This article is corrected by:

  1. Errata: Corrigendum Volume 275, Issue 15, 3984, Article first published online: 11 July 2008

H. Sumimoto, Medical Institute of Bioregulation, Kyushu University, 3-1-1 Maidashi, Higashi-ku, Fukuoka 812-8582, Japan
Fax: +81 92 642 6807
Tel: +81 92 642 6806
E-mail: hsumi@bioreg.kyushu-u.ac.jp

Abstract

NADPH oxidases of the Nox family exist in various supergroups of eukaryotes but not in prokaryotes, and play crucial roles in a variety of biological processes, such as host defense, signal transduction, and hormone synthesis.
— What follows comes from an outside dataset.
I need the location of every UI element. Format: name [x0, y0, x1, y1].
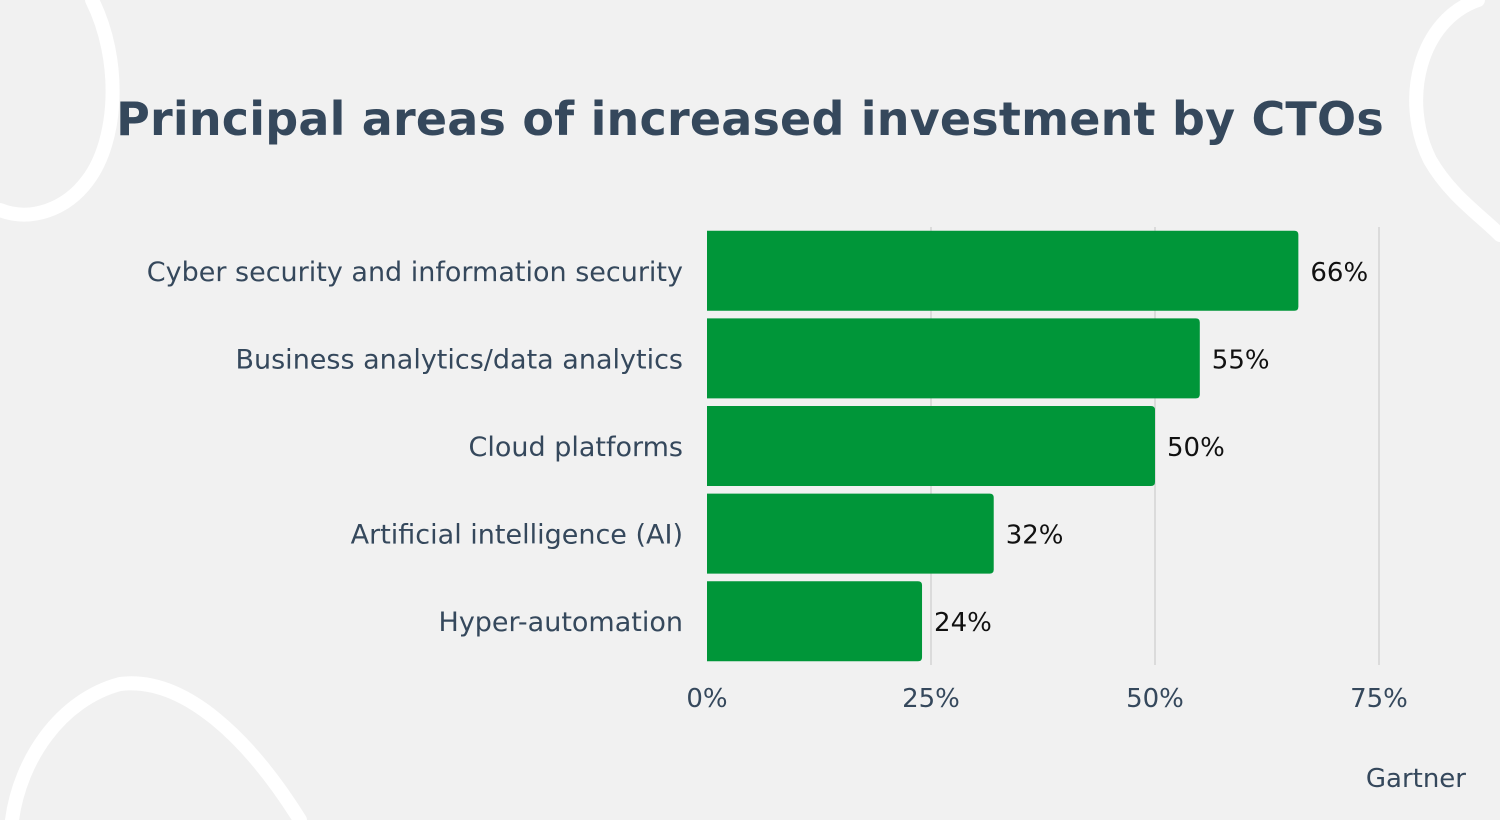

In conjunction with NADPH oxidation, Nox enzymes reduce molecular oxygen to superoxide as a primary product, and this is further converted to various reactive oxygen species. The electron-transferring system in Nox is composed of the C-terminal cytoplasmic region homologous to the prokaryotic (and organelle) enzyme ferredoxin reductase and the N-terminal six transmembrane segments containing two hemes, a structure similar to that of cytochrome b of the mitochondrial bc1 complex. During the course of eukaryote evolution, Nox enzymes have developed regulatory mechanisms, depending on their functions, by inserting a regulatory domain (or motif) into their own sequences or by obtaining a tightly associated protein as a regulatory subunit. For example, one to four Ca2+-binding EF-hand motifs are present at the N-termini in several subfamilies, such as the respiratory burst oxidase homolog (Rboh) subfamily in land plants (the supergroup Plantae), the NoxC subfamily in social amoebae (the Amoebozoa), and the Nox5 and dual oxidase (Duox) subfamilies in animals (the Opisthokonta), whereas an SH3 domain is inserted into the ferredoxin–NADP+ reductase region of two Nox enzymes in Naegleria gruberi, a unicellular organism that belongs to the supergroup Excavata. Members of the Nox1–4 subfamily in animals form a stable heterodimer with the membrane protein p22phox, which functions as a docking site for the SH3 domain-containing regulatory proteins p47phox, p67phox, and p40phox; the small GTPase Rac binds to p67phox (or its homologous protein), which serves as a switch for Nox activation. Similarly, Rac activates the fungal NoxA via binding to the p67phox-like protein Nox regulator (NoxR). In plants, on the other hand, this GTPase directly interacts with the N-terminus of Rboh, leading to superoxide production. Here I describe the regulation of Nox-family oxidases on the basis of three-dimensional structures and evolutionary conservation.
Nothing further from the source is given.